Stalk liquid stocks you want to buy on the pullback. Then watch as program algorithms take price down and down and down. Sit back and wait for the selloff to cut through short-term support. That happens because the eggheads writing
these programs know the charts better than many traders and want to shake out poorly placed stops. Finally, wait for the bottom to drop out, and then look for the bid to stretch 20, 30, or 40 cents below the last print while the ask hardly moves. This predicts the selling frenzy is nearly over, and positions can be taken for a rebound. You now have to hit the asking price, even though it’s much higher than the low printed by the falling bid.

Finally, here’s an observation that will add considerable power to your tape reading expertise. Look for price action to cycle through three distinct phases when it moves into a key position just above resistance or just below support. Like so many elements of market dynamics, these interrelated impulses track the action-reaction-resolution cycle.
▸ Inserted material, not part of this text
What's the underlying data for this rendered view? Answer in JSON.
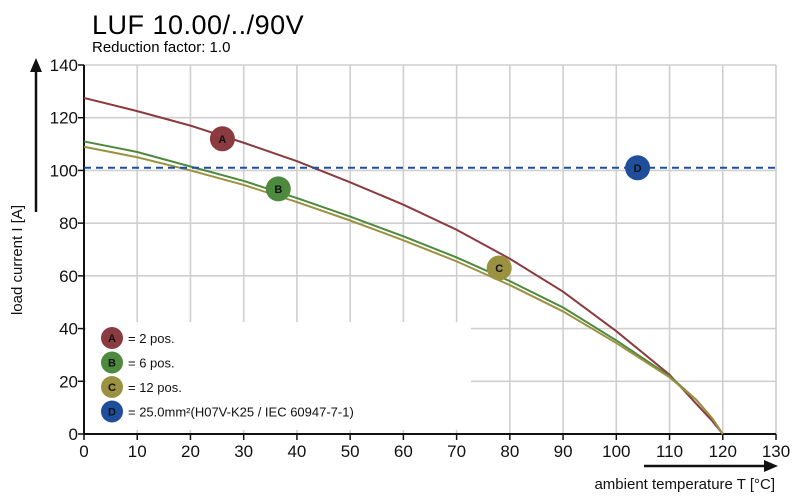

1. Euphoria driven by the breakout or breakdown

2. Fear triggered by a fade against the breakout or breakdown

3. intensified euphoria or fear that confirms the breakout, breakdown, or pattern failure


Most traders focus their full attention on the excitement of the breakout or breakdown, jumping in when the ticker tape bursts with buying or selling activity. Of course, as I’ve argued throughout this text, this is a great way to lose money. In contrast, tape readers step back and examine the quality of this three-pronged conflict, which ultimately tells them whether the embryonic move is bona fide—or just a nasty trap waiting to be sprung.